Review board Orders Release of TLP chief

Review board Orders Release of TLP chief

A provincial review board on Thursday ordered the release of Saad Hussain Rizvi, leader of the proscribed Tehreek-e-Labbaik Pakistan (TLP), if he was not required in any other case.

The review board of the Lahore High Court issued its detailed order in a case related to the detention of Saad.

Saad is the son of the firebrand cleric and previous head of the TLP, Khadim Hussain Rizvi, who died in November last year.

He was arrested after TLP’s central council warned the government that if it did not expel the French ambassador from the country, they would march towards Islamabad.

The banned outfit called off its violent protests after the federal government tabled a resolution in parliament to debate the French ambassador’s expulsion.

Saad’s detention order is set to expire on July 10. Under the law, the home department seeks further extension in detention when a period of three months expires.

In its detailed order, the three-member review board headed by Justice Malik Shehzad noted that the government counsel had argued that Saad was detained on the basis of district intelligence reports to prevent a law and order situation.
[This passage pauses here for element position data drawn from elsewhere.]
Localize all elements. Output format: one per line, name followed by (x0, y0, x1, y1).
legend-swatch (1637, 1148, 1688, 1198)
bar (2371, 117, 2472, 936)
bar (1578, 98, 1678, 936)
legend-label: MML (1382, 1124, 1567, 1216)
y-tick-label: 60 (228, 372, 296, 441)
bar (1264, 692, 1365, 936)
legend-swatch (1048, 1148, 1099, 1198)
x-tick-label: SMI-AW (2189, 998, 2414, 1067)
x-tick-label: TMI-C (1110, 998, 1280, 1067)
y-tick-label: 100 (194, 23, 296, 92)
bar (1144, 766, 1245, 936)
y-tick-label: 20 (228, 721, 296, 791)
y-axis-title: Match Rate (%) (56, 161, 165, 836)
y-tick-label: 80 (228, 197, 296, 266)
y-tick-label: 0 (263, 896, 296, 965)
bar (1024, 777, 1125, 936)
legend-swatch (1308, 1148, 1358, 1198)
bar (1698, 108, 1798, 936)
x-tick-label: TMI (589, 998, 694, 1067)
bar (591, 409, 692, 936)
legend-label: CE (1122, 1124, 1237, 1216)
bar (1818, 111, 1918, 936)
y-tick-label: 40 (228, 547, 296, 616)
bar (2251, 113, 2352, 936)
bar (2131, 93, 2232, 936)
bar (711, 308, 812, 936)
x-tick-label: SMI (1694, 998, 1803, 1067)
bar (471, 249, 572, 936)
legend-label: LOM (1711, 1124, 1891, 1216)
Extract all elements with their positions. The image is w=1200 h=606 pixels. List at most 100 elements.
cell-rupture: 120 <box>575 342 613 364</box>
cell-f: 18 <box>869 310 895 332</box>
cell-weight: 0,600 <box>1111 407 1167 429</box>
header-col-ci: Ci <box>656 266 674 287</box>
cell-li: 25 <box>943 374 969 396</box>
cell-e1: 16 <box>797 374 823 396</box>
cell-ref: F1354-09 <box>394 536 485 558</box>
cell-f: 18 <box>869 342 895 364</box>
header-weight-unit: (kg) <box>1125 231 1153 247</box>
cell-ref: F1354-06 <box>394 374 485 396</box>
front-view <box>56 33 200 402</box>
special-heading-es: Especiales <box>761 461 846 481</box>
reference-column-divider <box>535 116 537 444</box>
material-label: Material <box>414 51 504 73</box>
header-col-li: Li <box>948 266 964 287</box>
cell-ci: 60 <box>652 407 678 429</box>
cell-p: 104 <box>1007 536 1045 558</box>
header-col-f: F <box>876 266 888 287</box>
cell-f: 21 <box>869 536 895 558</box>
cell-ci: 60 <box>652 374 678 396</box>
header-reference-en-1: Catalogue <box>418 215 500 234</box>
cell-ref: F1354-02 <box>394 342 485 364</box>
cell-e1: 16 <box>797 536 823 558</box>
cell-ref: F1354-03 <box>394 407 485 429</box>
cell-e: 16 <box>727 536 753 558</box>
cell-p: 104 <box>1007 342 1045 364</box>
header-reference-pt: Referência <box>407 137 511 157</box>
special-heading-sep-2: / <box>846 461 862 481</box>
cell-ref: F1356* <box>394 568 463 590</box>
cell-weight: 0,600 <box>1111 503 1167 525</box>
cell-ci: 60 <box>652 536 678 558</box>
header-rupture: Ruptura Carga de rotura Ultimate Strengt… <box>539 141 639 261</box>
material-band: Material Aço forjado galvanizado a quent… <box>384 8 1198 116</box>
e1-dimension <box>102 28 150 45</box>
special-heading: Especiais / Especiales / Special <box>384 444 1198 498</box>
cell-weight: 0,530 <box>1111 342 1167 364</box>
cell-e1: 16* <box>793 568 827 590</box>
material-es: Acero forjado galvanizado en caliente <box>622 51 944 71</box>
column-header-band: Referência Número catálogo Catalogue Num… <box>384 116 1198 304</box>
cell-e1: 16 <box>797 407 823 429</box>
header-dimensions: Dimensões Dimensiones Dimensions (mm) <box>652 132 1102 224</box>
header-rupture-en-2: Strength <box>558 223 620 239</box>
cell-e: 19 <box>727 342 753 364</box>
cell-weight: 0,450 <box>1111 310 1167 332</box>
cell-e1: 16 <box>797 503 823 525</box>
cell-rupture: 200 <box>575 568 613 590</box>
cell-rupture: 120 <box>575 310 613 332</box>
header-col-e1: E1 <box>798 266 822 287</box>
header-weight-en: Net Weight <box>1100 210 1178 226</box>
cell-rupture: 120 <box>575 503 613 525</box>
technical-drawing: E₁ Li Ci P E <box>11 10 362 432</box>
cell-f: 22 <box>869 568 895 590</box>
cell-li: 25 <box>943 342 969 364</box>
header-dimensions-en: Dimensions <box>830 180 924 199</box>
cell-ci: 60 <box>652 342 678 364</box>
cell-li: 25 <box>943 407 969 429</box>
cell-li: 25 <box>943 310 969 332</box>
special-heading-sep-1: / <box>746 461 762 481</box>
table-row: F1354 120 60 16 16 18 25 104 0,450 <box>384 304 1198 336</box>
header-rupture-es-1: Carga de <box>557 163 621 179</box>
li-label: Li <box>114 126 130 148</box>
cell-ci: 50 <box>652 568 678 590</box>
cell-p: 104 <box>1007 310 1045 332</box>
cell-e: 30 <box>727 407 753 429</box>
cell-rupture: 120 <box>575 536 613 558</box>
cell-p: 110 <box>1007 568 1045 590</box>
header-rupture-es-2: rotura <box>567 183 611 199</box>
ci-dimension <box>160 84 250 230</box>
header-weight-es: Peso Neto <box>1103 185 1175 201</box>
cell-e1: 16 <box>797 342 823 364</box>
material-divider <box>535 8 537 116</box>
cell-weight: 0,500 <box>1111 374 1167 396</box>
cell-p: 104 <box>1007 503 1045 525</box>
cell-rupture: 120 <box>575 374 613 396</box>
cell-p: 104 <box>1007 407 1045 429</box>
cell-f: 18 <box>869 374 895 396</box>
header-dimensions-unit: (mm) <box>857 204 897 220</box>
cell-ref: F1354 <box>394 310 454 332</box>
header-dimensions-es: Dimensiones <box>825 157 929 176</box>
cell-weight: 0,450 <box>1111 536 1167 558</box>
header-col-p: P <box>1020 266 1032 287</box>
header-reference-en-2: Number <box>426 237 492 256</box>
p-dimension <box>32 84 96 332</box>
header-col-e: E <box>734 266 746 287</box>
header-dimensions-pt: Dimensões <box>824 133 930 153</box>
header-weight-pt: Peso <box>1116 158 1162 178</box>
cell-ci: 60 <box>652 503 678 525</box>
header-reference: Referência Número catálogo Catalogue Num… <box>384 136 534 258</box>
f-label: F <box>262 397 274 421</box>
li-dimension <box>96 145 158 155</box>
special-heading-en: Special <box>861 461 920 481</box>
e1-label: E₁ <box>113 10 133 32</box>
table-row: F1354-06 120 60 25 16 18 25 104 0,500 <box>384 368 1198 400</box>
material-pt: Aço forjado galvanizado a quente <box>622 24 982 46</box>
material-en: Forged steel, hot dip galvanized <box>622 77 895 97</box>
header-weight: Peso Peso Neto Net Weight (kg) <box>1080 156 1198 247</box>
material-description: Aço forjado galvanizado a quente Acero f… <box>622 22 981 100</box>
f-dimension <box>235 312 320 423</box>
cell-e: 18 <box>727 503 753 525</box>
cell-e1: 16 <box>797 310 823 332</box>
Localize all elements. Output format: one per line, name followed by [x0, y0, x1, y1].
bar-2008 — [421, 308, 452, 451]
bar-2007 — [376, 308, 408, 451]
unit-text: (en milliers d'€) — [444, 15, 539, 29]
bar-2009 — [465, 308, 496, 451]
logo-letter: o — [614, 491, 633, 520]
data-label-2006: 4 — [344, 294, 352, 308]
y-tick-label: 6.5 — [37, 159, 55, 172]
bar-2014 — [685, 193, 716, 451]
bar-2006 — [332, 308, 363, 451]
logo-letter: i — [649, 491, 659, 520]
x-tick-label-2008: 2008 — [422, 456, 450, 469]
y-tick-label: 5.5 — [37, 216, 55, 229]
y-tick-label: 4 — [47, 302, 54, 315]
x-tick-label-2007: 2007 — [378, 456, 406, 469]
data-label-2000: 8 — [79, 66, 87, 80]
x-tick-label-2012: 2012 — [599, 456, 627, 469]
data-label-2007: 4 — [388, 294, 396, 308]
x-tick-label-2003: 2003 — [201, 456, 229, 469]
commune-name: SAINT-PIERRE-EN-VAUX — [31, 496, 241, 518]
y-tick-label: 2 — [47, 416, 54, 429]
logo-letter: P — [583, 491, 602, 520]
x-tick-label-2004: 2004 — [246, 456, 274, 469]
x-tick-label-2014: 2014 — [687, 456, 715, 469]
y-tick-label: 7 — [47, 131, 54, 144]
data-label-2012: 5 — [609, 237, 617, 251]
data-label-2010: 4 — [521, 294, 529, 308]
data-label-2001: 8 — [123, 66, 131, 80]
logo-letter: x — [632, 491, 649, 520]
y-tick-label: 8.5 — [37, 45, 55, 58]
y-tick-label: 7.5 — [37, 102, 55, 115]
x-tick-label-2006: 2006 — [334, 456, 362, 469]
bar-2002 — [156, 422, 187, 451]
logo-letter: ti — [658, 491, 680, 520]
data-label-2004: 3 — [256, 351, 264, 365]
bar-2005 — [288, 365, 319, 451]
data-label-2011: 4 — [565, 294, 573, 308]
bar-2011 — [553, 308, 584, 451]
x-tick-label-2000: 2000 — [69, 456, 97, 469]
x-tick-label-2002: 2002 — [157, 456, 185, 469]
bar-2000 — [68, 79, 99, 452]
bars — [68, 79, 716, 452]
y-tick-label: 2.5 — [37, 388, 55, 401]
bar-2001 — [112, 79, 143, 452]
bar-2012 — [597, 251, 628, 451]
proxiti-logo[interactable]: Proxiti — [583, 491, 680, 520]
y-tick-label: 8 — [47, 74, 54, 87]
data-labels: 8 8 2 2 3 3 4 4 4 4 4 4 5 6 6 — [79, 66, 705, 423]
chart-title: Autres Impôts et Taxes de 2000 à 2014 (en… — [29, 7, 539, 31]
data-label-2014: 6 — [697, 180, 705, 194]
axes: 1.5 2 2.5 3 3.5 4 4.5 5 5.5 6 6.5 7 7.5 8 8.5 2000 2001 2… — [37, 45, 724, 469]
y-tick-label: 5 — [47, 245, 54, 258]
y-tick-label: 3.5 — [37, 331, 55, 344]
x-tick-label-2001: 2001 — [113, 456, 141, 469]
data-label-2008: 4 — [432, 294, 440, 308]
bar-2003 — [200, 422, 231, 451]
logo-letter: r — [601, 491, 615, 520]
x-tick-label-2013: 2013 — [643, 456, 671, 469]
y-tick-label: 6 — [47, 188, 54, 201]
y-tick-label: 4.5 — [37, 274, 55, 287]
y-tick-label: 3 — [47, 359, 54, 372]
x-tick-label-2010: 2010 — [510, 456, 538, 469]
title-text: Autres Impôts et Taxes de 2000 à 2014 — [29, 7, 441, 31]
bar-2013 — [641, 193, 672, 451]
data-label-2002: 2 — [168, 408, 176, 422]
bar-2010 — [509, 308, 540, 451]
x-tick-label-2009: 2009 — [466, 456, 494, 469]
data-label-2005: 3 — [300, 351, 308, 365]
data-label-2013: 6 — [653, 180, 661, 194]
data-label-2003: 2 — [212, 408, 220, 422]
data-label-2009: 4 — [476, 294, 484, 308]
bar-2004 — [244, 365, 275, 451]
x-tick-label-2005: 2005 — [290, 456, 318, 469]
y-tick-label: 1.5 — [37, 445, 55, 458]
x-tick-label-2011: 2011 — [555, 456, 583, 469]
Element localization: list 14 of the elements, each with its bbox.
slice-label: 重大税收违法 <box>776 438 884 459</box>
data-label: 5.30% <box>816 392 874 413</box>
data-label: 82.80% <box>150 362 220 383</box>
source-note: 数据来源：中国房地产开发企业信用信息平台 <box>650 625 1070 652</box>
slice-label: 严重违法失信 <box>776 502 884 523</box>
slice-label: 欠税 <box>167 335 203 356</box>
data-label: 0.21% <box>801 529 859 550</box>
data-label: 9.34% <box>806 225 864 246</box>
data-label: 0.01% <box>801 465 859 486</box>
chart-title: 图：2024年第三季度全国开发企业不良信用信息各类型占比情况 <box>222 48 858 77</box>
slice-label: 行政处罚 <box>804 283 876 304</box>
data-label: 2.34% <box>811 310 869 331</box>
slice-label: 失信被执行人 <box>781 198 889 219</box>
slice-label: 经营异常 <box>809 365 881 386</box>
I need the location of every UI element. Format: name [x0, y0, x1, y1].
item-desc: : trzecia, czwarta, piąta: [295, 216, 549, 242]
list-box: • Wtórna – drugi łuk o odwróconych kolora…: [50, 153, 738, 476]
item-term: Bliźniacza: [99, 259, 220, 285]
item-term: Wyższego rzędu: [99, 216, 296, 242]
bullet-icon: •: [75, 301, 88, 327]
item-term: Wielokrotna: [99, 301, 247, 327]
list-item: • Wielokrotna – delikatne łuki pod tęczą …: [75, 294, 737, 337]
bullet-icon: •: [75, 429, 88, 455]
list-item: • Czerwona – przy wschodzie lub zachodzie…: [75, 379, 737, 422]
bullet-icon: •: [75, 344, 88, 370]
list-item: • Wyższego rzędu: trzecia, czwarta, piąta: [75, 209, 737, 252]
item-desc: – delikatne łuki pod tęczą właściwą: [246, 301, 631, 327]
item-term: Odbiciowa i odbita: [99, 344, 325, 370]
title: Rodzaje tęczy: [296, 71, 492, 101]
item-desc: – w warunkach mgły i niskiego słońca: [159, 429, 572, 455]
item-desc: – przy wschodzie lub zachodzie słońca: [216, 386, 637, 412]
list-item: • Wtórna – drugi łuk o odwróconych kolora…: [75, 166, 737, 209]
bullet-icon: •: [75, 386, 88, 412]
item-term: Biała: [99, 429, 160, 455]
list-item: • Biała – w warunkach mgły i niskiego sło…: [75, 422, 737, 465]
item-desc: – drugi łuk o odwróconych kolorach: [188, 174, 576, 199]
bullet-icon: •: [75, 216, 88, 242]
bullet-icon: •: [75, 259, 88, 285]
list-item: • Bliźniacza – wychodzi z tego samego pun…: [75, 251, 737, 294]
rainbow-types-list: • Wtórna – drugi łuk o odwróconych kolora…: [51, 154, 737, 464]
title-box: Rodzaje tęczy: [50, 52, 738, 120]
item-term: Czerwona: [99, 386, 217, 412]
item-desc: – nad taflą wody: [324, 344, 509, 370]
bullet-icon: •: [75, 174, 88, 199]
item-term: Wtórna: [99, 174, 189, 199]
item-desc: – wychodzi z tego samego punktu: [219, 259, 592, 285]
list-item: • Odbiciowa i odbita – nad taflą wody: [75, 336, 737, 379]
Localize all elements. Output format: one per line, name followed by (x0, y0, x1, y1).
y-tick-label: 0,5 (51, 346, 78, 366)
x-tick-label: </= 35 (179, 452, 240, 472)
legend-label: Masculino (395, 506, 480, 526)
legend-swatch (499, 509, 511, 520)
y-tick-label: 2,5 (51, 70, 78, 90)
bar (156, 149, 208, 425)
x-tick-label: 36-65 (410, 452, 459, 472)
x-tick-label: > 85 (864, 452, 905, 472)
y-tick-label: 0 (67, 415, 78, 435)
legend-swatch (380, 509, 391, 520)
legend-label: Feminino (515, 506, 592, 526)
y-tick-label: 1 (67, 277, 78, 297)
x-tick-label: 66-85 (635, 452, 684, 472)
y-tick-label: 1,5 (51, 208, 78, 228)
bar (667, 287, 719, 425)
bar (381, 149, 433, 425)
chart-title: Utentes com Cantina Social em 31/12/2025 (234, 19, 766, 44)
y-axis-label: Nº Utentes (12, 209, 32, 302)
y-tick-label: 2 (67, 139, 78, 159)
“The law officer or representatives of the government who appeared before the board didn’t produce any evidence that detenu [Saad Rizvi] was in contact with any person in the outside world during his detention,” the order read. The board also noted that the government had presented one side of its claim regarding law and order which showed its “malice”.

“We have noted the Government of Punjab has concealed material facts in its reference because the number of police officers martyred or injured during the incident in question [has] been mentioned in it, but the number of TLP activists or a number of persons from the public who died during the relevant period [has] not been mentioned in the reference.”

It order further read that political parties i.e. the PPP, PML-N and PTI had also held protest demonstrations in the past, but none of them were banned nor were their leaders detained.

The board quoted the government as complaining that Saad had sought the expulsion of the French ambassador from Pakistan, however, it said various parliamentarians did not face any proceedings for making similar demands.

It said the failure of police to not incorporate Saad’s arrest in the cases filed against the TLP leader reflected their “dishonesty”.

It added that the government only wanted an extension in Saad’s detention on the basis of “fears”, while no supporting evidence was furnished to support this claim.

In earlier proceedings when Saad was produced before the board, his counsel Burhan Moazzam Malik opposed all the points upon which the government had sought further extension in his detention. He argued they are at a loss to understand why Saad had been illegally detained when he had not committed any offence. He asked the board to turn down the government’s plea to extend the detention.

The board placed several queries before the law officer but the representative of the provincial government could not satisfy the review board.

However, the authorities took Saad back to jail after the proceedings.